Many older consumer staple companies with stronger brands than Sprouts Farmers Market's private label are trading with P/E multiples equal to or higher 2017 levels. Companies include McCormick & Company (NYSE:MKC), Campbell Soup Company (NYSE:CPB), General Mills (NYSE:GIS), among others. While these are not direct peers, it still speaks to the sector's valuation, and more importantly, to Sprouts Farmers Market's substantial outperformance for revenue, diluted EPS and free cash flow growth.

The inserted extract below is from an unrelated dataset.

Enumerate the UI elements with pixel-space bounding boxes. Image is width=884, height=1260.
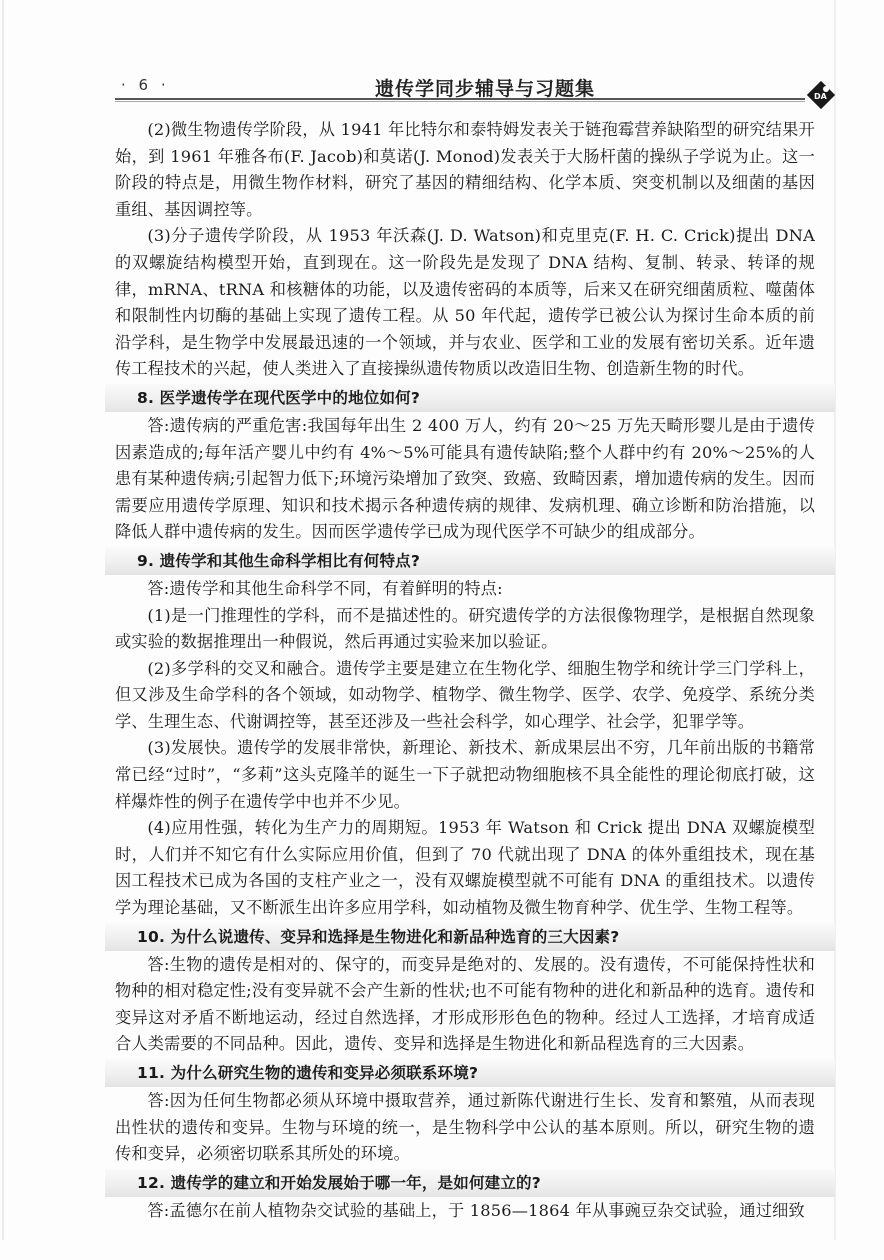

Specifically, while revenues missed estimates, the company improved its profit margin year-over-year, YOY by 30 basis points approaching 5 percent. The growth in profits lately have translated to substantial performance of free cash flow growth driven by operating cash flow growth of nearly 45 percent. Capital budget costs have remained stable so the company took the opportunity to return value to shareholders by stock repurchases.
Valuation measure by EV/EBITDA has greatly declined from nearly 20 times during 2014 to 12 times currently. All of these indicators point to Sprouts Farmers Market growing at a rate much faster than the majority of companies in the consumer staples sector. The valuation during 2017 and 2018 will be approaching equivalent or even lower levels versus many of these peers.
Based on this, I feel comfortable with a premium valuation including a P/E multiple of 25 times diluted EPS for the mid-term. While this suggests a stock price of $24.25/share for 2016, 2017's price target based on this multiple would be $28.50/share, suggesting potential 13 percent upside over the next 12 months. Additionally, the free cash flow yield has improved to nearly 4 percent based upon the current price. In the event this yield grows higher resulting from future earnings beats, the company's stock price could increase or a higher premium could occur.
For those worried about competitor stores increasing, it is not a question of saturation of the market by the number of potential stores. It is rather a question of the Sprouts Farmers Market brand being farmers market focused keeping a higher supply of fresh items versus processed food and snacks, which dominate many other grocers.
Keeping tabs on Sprouts Farmers Market revenue growth will still be very important. But in a sector that has witnessed revenue declines for older companies and slowing growth for newer entrants, Sprouts Farmers Market has the potential to continue being a leader moving forward.
Disclosure: I am/we are long SFM.
I wrote this article myself, and it expresses my own opinions. I am not receiving compensation for it (other than from Seeking Alpha). I have no business relationship with any company whose stock is mentioned in this article.